Questa sorta di conciliazione ideale fra vecchio e nuovo si definì attraverso modelli ispiratori che avevano espresso i caratteri più innovatori del blues del Mississippi, e in particolare Robert Johnson. Johnson, tormentatissimo bluesman risucchiato dalla passione per la musica, era più anziano di due anni appena di quello che è considerato il padre del blues di Chicago, e che è poi la prima fra le grandi personalità legate a questo stile che di séguito rassegnamo alla vostra mercé tipo panoramica sommaria tutt'altro che esaustiva su quello che ascolteremo con la Mamasé.
Dicevamo,
il padre del blues di Chicago – chi sarà mai? Ovviamente: McKinley
Morganfield, universalmente noto come MUDDY WATERS (1913–1983).
Allevato dalla nonna in una capanna nella piantagione di Stovall e
cresciuto fra i banchi fangosi del Mississippi – e infatti mud
significa proprio fango – Muddy Waters e il suo destino a Chicago
sono legati a doppio filo alla storia di Robert Johnson.
Infatti nel 1941 l'etnomusicologo Alan Lomax decise di andare nel Sud
a caccia di diamanti grezzi del blues a distanza di qualche anno
dalla scoperta e dalle incisioni discografiche di Johnson, e fu così
che lo studioso fece registrare a Waters, in casa sua a Stovall, un
disco di brani che, riascoltati dal musicista dopo breve tempo, lo
convinsero a tentare fortuna come professionista a Chicago. Qui,
insieme a John Lee Hooker Muddy Waters esportò lo stile del Delta conservandone la matrice
ritmica ed elettrificandone l'energia istintuale. Nel 1948 Waters
pubblicò I Can't Be Satisfied, in cui la sua chitarra dialogava con
il contrabbasso di Ernest “Big” Crawford in poliritmi derivati
dalla tradizione del Delta. Rollin' Stone, singolo del 1950, ha invece ispirato il nome della rivista Rolling Stone e soprattutto quello dei Rolling Stones. (Mica poca cosa.)

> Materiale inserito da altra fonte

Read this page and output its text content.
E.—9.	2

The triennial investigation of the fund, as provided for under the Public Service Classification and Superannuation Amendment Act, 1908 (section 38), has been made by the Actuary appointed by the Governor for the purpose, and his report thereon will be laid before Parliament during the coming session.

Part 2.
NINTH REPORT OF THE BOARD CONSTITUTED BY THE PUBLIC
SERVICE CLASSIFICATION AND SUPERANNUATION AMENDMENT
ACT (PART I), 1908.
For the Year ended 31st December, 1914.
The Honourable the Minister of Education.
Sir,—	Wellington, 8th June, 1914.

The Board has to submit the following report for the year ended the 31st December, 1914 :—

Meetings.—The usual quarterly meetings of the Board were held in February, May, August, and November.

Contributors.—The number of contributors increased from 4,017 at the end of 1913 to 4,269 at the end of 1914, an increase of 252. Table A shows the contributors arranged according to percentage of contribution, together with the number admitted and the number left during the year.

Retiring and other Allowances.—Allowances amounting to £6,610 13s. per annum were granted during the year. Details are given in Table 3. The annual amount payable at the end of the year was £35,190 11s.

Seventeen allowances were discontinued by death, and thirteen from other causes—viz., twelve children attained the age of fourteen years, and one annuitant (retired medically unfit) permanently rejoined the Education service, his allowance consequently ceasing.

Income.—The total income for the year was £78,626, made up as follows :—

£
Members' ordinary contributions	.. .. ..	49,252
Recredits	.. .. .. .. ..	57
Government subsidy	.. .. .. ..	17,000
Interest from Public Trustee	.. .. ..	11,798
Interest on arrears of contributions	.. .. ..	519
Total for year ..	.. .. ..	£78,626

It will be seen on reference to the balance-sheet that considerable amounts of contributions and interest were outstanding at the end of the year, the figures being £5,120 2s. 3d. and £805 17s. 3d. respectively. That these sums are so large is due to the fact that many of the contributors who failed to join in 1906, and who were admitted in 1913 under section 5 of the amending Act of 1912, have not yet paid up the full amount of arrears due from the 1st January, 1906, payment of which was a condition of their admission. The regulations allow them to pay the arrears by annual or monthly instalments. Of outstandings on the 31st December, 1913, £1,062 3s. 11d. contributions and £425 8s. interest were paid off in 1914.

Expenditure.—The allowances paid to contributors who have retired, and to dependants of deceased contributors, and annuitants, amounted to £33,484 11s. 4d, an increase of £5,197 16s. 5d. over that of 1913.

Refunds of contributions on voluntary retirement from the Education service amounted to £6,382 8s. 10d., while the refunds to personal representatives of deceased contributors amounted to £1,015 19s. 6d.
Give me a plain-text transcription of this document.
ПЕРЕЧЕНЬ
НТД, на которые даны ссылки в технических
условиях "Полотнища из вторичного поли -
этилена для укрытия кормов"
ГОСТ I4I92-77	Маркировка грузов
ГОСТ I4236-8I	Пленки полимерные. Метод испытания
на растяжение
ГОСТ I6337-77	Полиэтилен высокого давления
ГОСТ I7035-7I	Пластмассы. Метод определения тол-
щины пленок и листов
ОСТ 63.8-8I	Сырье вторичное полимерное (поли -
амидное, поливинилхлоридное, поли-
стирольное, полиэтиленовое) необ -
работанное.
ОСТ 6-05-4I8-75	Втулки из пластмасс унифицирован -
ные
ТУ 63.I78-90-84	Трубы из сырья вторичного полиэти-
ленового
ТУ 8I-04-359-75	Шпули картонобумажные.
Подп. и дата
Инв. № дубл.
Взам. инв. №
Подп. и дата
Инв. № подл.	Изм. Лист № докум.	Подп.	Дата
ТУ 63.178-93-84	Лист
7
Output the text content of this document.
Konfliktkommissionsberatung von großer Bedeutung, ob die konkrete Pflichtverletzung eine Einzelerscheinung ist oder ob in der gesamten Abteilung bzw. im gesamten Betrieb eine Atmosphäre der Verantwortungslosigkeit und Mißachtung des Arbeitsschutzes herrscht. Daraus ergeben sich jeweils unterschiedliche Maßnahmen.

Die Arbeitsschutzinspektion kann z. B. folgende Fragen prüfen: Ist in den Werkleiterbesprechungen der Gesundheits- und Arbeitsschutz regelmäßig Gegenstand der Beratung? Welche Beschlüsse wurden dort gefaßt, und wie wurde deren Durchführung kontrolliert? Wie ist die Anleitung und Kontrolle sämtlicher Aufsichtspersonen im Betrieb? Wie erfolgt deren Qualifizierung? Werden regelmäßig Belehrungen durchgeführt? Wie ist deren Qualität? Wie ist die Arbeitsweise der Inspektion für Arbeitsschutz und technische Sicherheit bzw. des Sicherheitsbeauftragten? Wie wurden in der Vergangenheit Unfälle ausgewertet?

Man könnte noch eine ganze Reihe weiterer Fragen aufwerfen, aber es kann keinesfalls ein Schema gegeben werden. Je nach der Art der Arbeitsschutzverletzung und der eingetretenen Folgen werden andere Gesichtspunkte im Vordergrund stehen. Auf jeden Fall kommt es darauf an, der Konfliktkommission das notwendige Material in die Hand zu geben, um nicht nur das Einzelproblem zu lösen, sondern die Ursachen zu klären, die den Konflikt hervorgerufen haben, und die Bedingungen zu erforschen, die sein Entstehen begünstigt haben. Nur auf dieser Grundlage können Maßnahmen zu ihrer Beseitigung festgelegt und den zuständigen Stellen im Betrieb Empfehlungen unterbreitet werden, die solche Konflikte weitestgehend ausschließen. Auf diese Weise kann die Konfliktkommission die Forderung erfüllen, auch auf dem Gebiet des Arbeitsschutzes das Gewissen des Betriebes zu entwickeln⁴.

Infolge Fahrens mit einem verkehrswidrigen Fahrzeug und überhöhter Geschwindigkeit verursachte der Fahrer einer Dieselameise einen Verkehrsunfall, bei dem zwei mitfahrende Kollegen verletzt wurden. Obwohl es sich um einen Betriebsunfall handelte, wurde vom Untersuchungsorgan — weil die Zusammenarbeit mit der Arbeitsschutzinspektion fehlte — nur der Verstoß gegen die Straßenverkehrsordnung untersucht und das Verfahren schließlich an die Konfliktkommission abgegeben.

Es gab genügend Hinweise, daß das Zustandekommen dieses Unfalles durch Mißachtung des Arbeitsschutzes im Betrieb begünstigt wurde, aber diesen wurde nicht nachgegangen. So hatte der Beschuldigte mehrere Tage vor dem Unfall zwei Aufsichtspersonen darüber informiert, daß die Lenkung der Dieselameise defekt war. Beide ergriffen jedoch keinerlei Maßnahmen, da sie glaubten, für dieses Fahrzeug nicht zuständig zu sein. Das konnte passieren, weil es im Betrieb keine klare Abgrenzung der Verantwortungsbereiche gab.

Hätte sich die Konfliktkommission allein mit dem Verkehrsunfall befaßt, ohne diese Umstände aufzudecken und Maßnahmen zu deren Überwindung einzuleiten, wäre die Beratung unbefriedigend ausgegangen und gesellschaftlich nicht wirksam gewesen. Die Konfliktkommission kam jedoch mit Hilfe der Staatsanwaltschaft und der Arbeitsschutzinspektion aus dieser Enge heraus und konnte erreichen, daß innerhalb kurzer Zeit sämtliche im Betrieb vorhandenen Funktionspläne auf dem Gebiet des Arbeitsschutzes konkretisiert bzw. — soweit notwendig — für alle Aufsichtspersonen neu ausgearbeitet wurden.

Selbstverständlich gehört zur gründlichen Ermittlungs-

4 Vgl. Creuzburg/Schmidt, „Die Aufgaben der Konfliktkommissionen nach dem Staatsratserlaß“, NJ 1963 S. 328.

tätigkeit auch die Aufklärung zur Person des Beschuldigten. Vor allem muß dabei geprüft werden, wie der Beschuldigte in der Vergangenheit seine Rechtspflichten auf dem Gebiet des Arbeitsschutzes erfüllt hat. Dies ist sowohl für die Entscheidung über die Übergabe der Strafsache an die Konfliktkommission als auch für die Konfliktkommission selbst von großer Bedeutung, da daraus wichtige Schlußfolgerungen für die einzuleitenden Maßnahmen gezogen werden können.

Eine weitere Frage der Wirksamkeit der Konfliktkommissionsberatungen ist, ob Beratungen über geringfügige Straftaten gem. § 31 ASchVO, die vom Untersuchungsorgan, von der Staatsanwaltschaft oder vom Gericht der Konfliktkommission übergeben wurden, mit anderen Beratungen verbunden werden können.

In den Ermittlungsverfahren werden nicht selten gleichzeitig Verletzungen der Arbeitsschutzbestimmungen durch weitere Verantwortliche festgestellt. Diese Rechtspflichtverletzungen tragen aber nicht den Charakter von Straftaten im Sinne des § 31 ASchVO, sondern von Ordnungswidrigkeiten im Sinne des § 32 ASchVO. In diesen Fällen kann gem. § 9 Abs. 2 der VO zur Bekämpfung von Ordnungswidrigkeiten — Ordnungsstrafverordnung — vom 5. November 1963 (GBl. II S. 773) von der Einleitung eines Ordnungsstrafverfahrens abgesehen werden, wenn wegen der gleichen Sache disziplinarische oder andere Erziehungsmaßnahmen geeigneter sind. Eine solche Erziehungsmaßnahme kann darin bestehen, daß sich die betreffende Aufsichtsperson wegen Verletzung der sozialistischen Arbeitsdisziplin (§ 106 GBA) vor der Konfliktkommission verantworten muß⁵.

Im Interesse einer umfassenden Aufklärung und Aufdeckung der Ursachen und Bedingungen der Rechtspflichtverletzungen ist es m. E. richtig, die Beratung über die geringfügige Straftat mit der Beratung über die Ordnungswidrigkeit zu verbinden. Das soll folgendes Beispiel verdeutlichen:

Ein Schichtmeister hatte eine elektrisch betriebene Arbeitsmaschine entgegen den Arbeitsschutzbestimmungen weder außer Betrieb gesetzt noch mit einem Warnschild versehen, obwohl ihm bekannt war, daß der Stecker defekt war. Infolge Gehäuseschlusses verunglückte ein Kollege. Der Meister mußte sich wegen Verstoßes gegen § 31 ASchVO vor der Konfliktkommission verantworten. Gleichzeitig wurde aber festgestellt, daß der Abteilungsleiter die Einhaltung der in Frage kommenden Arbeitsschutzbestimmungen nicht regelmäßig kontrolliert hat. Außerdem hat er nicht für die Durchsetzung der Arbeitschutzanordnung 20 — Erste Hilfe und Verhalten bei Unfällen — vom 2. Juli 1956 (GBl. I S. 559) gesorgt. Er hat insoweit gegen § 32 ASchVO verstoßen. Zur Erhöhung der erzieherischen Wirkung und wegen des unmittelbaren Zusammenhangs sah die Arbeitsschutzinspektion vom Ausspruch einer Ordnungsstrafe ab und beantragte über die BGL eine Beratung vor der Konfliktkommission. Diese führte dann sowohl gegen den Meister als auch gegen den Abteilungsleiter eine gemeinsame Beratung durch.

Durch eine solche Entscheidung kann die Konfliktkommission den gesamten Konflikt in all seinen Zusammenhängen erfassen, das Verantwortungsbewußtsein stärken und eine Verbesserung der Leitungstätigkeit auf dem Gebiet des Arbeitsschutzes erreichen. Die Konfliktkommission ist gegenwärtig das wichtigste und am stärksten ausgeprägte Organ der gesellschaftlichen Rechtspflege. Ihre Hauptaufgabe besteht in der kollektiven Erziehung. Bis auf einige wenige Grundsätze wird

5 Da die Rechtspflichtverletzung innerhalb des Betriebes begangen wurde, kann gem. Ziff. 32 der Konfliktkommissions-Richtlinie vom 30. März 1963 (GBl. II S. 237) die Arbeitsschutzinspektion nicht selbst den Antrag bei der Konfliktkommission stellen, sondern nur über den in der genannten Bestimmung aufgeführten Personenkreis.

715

LITTLE WALTER (1930–1968) – al secolo Marion Walter Jacobs – era originario della Louisiana. Fu un virtuoso dell'armonica a bocca ed era talmente talentuoso che riuscì a emancipare questo strumento dalla tradizionale posizione di – per così dire – subordinazione rispetto alla chitarra con l'amplificazione. Arrivò ad appena 12 anni a New Orleans, e poi a 16 a Chicago. Qui cominciò un'intensa e proficua collaborazione da armonicista con Muddy Waters, ma incise anche brani propri cantando ed entrando nella Top Ten per ben 14 volte dal 1952 al 1958. Una di queste hits era My Babe, un eloquente esempio di come il blues e il rock 'n' roll fossero ormai territori che si alimentavano l'uno dell'altro e viceversa senza più confini ben definiti.
AARON
'T-BONE' WALKER (1910–1975), texano dal sangue afroamericano e
cherokee, è stato il precursore di tutti i grandi showmen armati di
chitarra elettrica del rock 'n' roll. È ricordato per le qualità di
intrattenitore acrobatico, era solito fare la spaccata continuando a
suonare la chitarra sulla testa, e i suoi brani sono dotati di
spiccata ballabilità. A Los Angeles si mise a mescolare blues, R&B
e jazz, e tirò fuori dal cappello l'electric blues, di cui è
considerato il vero pioniere.
Chester Arthur Burnett HOWLIN'
WOLF (1910–1976) fu una delle personalità di maggior carattere del
blues di Chicago e il più audace concorrente di Muddy Waters. Sul
palco sapeva dare piena e libera espressione al suo carisma di
artista consapevole e orgoglioso di sé. Non disdegnò il successo
commerciale e curò sempre gli interessi finanziari connessi
all'attività professionale di cantante e armonicista. Smokestack
Lightning, costruita su un unico accordo, lanciò Howlin' Wolf nel
1956 come uomo di spettacolo. Dal padre del Delta blues del
Mississippi Charley Patton, che in gioventù gli aveva insegnato a
suonare la chitarra, Wolf aveva in qualche modo ereditato anche
l'arte non trascurabile di saper intrattenere a dovere il pubblico.